Blais acknowledged that police forces include people who bring their own biases to every interaction. Likewise, he said, people on the receiving end of a police encounter may seek explanations to justify what they see as unfair treatment.

These divergent views were magnified during a tense question-and-answer session in which members of the crowd interrupted speakers to lob complaints against the police, at one point even calling for Blais to resign.

During a particularly contentious exchange, Blais asked a questioner what level of street checks he would find acceptable, to which several members of the audience replied, "zero."

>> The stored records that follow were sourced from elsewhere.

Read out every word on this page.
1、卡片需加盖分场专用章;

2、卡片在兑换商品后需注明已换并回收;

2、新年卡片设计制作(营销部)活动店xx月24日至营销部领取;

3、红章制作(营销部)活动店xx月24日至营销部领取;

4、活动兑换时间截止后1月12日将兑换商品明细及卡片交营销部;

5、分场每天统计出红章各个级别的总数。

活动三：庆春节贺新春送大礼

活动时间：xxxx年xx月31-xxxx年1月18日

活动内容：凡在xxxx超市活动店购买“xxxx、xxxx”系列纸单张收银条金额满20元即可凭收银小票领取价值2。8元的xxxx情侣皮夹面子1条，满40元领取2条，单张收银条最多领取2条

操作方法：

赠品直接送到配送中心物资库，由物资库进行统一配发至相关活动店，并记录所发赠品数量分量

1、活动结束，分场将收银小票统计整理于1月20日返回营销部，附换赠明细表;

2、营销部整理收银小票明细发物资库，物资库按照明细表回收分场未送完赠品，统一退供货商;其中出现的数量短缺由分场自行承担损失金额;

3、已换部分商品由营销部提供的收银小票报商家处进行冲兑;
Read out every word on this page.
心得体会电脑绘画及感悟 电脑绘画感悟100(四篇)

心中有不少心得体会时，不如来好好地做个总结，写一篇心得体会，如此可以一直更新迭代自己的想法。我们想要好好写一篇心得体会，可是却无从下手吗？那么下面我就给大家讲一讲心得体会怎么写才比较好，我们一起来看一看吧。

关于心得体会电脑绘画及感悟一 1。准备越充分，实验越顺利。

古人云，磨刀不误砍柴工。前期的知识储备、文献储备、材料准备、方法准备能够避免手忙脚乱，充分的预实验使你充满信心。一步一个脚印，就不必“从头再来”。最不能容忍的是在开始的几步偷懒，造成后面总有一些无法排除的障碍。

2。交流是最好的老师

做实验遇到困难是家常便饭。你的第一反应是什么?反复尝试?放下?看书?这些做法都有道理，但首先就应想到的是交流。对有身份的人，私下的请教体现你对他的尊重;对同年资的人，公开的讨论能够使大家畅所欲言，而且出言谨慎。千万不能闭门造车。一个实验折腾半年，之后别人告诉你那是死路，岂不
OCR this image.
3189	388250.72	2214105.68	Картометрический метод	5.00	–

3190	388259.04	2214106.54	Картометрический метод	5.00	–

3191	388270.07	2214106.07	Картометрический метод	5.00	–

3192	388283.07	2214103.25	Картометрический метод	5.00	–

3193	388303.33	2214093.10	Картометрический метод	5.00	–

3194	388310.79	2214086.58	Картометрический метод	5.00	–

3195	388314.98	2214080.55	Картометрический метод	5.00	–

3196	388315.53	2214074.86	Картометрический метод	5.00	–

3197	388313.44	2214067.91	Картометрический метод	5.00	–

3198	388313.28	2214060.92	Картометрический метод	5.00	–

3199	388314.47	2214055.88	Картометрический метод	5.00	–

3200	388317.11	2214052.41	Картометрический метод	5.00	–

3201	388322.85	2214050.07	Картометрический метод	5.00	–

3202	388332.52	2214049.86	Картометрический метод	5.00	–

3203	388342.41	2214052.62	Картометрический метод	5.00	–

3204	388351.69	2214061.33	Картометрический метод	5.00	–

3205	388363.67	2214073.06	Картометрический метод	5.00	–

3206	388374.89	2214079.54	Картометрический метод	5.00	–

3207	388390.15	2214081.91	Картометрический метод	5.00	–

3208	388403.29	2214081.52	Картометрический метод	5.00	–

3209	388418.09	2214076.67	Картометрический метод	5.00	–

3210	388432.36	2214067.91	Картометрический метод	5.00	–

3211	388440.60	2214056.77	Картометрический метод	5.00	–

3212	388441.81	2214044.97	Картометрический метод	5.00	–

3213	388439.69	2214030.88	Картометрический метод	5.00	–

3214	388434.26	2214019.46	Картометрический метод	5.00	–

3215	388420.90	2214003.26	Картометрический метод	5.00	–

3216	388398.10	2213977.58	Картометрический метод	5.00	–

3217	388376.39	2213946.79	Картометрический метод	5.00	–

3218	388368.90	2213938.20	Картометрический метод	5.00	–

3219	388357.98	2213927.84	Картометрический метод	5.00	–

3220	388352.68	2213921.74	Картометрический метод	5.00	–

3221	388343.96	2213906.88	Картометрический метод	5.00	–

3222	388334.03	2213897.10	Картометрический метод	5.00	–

While Blais acceded to a proposal to provide advocates for people who file discrimination complaints against police, he demurred at the suggestion that Halifax adopt more stringent street check regulations like those recently implemented in Ontario.

After three hours of dialogue, both sides remained steadfast in their points of view. In some ways, the search for common ground seemed more distant than before, but all agreed that broaching the difficult subject of police relations with minorities was a first step towards ensuring the wellbeing of the community as a whole.

"As we've seen in the room, there's so much happening in the hearts of people in dealing with this issue that we can get to the place where we're talking about more than the problem, but the solution,"  said panellist Rickcola Brinton of Nova Scotia Legal Aid. "The discussion didn't start here, and the discussion won't end here."